Maya shook her head. “I find that hard to believe, since we only gave you a week’s notice of what we needed. And yes, this is one of my new guys. Jeremy, Karl, Karl, Jeremy – Karl is a long time Ducante’s supplier.”

“Coast to coast,” Karl added languidly. “You need help moving this stuff in?”

“I’ll get it,” Jeremy said quickly, darting forward. He did not know what he had expected in the trunk of the car: bricks of cocaine, maybe. Syringes full of God-knows-what, perhaps. But all that sat in the trunk were several styrofoam coolers, the type that one might take on a camping trip.

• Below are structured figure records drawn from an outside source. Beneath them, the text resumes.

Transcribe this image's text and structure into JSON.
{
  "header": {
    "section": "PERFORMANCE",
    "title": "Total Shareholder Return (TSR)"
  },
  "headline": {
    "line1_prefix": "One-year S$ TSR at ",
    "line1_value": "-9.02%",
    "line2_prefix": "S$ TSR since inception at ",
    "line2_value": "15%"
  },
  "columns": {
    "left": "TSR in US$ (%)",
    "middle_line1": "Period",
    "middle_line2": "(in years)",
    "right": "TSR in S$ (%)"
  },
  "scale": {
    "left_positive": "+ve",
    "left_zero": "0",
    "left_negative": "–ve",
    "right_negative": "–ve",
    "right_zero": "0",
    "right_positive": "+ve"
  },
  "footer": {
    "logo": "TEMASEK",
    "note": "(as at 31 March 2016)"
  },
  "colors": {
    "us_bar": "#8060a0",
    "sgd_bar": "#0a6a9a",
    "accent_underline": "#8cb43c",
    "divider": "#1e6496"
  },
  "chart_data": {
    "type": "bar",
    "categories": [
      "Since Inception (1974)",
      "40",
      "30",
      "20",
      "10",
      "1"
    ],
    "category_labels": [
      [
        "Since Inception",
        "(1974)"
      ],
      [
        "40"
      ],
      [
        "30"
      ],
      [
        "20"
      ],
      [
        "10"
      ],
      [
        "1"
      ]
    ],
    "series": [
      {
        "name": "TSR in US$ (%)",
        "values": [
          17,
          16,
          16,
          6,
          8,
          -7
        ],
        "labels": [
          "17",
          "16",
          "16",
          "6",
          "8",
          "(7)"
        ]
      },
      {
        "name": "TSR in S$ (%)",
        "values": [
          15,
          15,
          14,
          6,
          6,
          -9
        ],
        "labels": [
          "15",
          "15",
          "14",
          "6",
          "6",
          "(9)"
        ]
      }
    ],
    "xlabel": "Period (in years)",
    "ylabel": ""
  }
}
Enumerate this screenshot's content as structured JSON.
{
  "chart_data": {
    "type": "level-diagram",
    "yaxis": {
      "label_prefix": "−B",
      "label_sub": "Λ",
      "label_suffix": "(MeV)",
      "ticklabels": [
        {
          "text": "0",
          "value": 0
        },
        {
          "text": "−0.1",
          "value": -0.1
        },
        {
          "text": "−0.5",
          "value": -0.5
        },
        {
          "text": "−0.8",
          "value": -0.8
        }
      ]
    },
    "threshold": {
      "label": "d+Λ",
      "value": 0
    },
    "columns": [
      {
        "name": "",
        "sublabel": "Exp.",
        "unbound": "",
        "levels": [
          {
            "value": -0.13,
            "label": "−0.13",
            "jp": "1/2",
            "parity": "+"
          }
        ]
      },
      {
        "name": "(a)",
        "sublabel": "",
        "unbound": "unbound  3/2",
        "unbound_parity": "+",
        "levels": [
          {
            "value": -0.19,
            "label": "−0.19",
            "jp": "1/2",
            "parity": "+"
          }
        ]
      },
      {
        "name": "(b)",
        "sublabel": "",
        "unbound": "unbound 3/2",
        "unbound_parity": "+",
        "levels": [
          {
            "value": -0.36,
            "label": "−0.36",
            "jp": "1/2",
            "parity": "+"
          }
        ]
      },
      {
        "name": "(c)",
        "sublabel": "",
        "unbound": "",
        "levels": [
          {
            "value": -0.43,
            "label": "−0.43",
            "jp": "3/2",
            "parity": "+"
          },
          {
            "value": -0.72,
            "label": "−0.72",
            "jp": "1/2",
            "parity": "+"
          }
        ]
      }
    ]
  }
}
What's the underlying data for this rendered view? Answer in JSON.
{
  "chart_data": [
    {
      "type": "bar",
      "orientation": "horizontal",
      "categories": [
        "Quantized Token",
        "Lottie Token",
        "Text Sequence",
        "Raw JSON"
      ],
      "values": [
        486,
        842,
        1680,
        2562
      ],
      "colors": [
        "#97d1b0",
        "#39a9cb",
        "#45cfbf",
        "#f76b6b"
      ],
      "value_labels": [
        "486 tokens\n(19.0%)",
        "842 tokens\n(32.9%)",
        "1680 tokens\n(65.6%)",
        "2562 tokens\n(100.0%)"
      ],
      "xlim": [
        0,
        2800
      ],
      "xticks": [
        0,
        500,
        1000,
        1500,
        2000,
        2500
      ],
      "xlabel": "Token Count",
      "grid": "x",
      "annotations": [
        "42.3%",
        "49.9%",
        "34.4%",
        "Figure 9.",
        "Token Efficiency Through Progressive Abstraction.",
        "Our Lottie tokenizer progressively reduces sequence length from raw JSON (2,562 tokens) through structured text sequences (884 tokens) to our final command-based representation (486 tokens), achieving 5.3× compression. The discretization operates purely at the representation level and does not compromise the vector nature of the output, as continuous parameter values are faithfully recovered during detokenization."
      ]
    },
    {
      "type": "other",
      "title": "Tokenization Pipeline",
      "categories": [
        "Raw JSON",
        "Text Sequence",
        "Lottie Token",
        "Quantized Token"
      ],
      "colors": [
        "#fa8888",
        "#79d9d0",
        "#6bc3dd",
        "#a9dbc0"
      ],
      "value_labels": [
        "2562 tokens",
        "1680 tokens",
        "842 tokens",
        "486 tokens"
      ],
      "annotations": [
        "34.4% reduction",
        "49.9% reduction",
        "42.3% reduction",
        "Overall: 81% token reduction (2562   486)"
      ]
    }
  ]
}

Maya bit her lip as he picked one up (they were heavy) and then gave a small nod. “Those go in the chest freezer. Not the one with the food.”

“The empty one. Got it,” Jeremy grunted. The cooler was really heavy. As he headed back down the hallway, he thought he heard the driver – Karl – bark a laugh at something Maya said. But he couldn’t quite hear what it was.

Jeremy McVey was half way down the hallway when he heard Maya’s footsteps behind him. The occasional groan from her direction told him that she was carrying a cooler, as well. He had just set his load down on the chest freezer – the one with the food in it – and had gone to open the empty one when Maya walked in behind him.

“Make sure you unload the cooler, don’t just set it in,” Maya said, her tone forcibly light.

“Su-” Jeremy began, but he stopped as he took the lid off of the styrofoam cooler. Inside, several dozen plastic medical bags full of red gleamed up at him.

“I told you we don’t run a pretty business,” Maya said, dropping her cooler next to his. “Now get unloading. And start considering taking the position of head bartender.”